目覚めたら、冷たい牢屋の中だった。
(陛下にお父様のことを伝えないと……!)
今から私のことを利用して、父は革命を起こそうとしているのだ。
そうして、牢屋から出ようとしたところ――。
「どこに行く気だ?」
「お父様……」
「気づいてしまったんだろう、少華……?」
「え?」
「私がこの国を乗っ取ろうとしていることに――」
過去視をしたことで、父が、にこにこと笑っている裏で、帝の不幸を願っていたことに、彼女はもう気づいてしまっていた。

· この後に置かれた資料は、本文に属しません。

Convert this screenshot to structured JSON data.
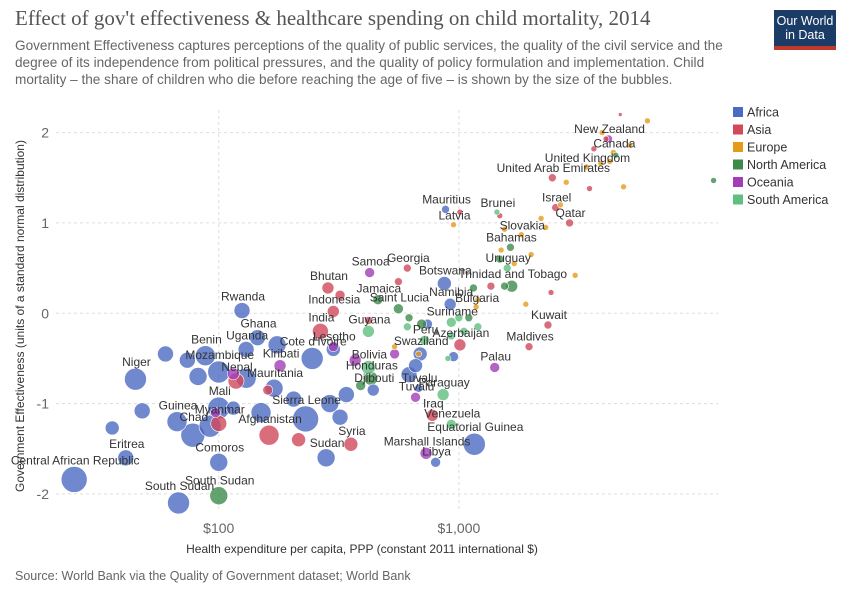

「お前はここから出ることは出来ない――なぜなら、陛下の残虐な振る舞いによって、お前はここで死ぬのだからな」
そうして――父が娘に向かって、剣を振り下ろした、その時――。
(あ……)
清らかな光が少華から放たれた。
(なに……!?)
困惑していると――。
ガラガラガラ――!
石造りの牢屋が大きな音を立てて崩れだす――!
「何が――!?」
そのまま、私の前にいたお父様が巨大な石の下敷きになってしまった。
「助かった、けれど、どうして……?」
背後に神々しい青い光を感じる。
見上げると――そこには――。
「せ、青龍……!?」
気高き青い龍が、こちらを覗いていたのだった。
『少華』
――この声は……?
「まさか、陛下……!?」
『その通りだ』
『お前のおかげで、丞相の目論見を見破ることが出来た――』
竜の上顎が少女の体に触れる。
(不思議と怖いとは感じない……)
彼女はそっと彼の顔を抱きしめ返したのだった。